1 minute read

One of Larry Wall’s three great virtues of a programmer is laziness. While I generally don’t confer that laziness is a desirable attribute, when it comes to building early-stage startup software, it could not be more valuable. Laziness allows you to provide business value now, and defer performance for later. When I say performance, I mean software, business and team performance, but I primarily mean software performance. Deliver early, deliver often.

Though I’ve never worked at such establishments, I can imagine there are places where it’s unacceptable to deliver under-performing software. There’s plenty of cases where performance needs to be a primary concern, including banking, embedded systems and mathematical software. Web applications, however, do not fall under this umbrella. What’s difficult is to know when performance becomes unacceptable, but that’s the point. Deferring optimization allows you to measure the key facets that need attention. During the early stages, it’s much more crucial to measure than to optimize.

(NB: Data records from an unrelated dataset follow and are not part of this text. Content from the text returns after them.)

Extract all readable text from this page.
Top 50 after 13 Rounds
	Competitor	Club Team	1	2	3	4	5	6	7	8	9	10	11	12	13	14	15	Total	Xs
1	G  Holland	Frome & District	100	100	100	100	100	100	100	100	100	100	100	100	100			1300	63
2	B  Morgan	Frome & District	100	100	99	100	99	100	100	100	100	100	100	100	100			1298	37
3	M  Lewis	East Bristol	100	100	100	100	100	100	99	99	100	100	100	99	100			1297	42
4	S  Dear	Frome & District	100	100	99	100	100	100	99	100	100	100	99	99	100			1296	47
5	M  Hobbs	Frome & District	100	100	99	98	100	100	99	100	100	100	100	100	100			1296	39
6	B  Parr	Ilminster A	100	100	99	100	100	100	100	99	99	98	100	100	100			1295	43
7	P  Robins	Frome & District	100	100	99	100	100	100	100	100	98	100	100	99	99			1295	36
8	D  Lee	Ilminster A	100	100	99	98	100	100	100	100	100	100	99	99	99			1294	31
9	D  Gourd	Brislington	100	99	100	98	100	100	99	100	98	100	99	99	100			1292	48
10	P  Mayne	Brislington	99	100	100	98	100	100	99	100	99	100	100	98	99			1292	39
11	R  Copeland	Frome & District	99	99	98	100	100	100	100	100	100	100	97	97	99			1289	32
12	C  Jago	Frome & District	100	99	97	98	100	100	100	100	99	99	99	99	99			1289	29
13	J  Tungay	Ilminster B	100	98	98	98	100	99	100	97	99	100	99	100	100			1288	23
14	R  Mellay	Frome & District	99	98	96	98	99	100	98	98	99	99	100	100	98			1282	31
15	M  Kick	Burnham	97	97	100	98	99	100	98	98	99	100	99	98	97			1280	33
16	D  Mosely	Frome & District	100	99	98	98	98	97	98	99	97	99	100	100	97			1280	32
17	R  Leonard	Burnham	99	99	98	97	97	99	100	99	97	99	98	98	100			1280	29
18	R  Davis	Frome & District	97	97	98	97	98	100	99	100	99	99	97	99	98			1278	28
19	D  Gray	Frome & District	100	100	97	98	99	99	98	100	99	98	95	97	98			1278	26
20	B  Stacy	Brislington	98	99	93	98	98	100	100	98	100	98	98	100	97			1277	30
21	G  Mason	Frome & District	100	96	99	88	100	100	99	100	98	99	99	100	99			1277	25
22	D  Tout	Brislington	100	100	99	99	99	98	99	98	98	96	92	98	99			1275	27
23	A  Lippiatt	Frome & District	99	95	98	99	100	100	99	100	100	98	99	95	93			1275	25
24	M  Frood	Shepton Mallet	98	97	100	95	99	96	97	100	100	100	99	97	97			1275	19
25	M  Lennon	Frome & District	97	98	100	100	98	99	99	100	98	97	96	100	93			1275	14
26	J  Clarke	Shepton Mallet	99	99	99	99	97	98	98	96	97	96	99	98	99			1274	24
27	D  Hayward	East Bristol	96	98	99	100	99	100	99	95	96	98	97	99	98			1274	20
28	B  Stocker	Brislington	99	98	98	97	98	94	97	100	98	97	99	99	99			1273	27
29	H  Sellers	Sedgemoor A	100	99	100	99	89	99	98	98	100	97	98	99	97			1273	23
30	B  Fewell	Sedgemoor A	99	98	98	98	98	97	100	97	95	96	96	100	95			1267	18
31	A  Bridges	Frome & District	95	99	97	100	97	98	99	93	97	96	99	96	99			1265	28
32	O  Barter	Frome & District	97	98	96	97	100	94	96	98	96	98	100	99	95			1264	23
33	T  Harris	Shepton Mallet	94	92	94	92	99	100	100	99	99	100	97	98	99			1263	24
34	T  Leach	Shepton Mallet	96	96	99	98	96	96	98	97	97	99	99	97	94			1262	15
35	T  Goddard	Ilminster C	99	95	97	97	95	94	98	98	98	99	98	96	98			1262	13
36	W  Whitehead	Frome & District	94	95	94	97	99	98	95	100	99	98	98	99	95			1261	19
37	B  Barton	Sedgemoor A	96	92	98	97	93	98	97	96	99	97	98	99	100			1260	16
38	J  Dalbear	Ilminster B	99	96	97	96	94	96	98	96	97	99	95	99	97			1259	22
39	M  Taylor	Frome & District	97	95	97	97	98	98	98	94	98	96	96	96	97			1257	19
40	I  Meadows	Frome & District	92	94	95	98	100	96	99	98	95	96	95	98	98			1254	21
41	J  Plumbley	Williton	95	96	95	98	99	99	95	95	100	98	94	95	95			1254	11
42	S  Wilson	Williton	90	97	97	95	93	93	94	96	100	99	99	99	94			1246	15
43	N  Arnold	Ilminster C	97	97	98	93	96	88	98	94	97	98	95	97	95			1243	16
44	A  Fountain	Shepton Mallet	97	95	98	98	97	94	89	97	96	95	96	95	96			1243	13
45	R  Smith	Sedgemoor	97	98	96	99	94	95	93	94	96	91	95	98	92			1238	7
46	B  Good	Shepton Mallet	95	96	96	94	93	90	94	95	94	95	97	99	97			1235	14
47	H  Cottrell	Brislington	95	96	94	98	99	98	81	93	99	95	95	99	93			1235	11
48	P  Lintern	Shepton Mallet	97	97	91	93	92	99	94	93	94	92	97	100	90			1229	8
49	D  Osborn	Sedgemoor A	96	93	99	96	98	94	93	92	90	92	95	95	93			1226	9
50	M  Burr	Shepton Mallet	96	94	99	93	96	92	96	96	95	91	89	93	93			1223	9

Now, what I’m saying should not be conflated with inadmissibly slow performance. You need to draw the line somewhere. Knowingly shipping software that will affect the perception of speed should be avoided at all costs, but the optimizations that might increase revenue by a fraction of a percent can wait for a rainy day. It’s the difference between fixing an N+1 query and rewriting to take advantage of tail recursion. With experience, I think performant code can be written during the first iteration; the more you optimize, the more likely you are to avoid pitfalls. So, generally I take the approach of: ship early, optimize later, learn, rinse, repeat.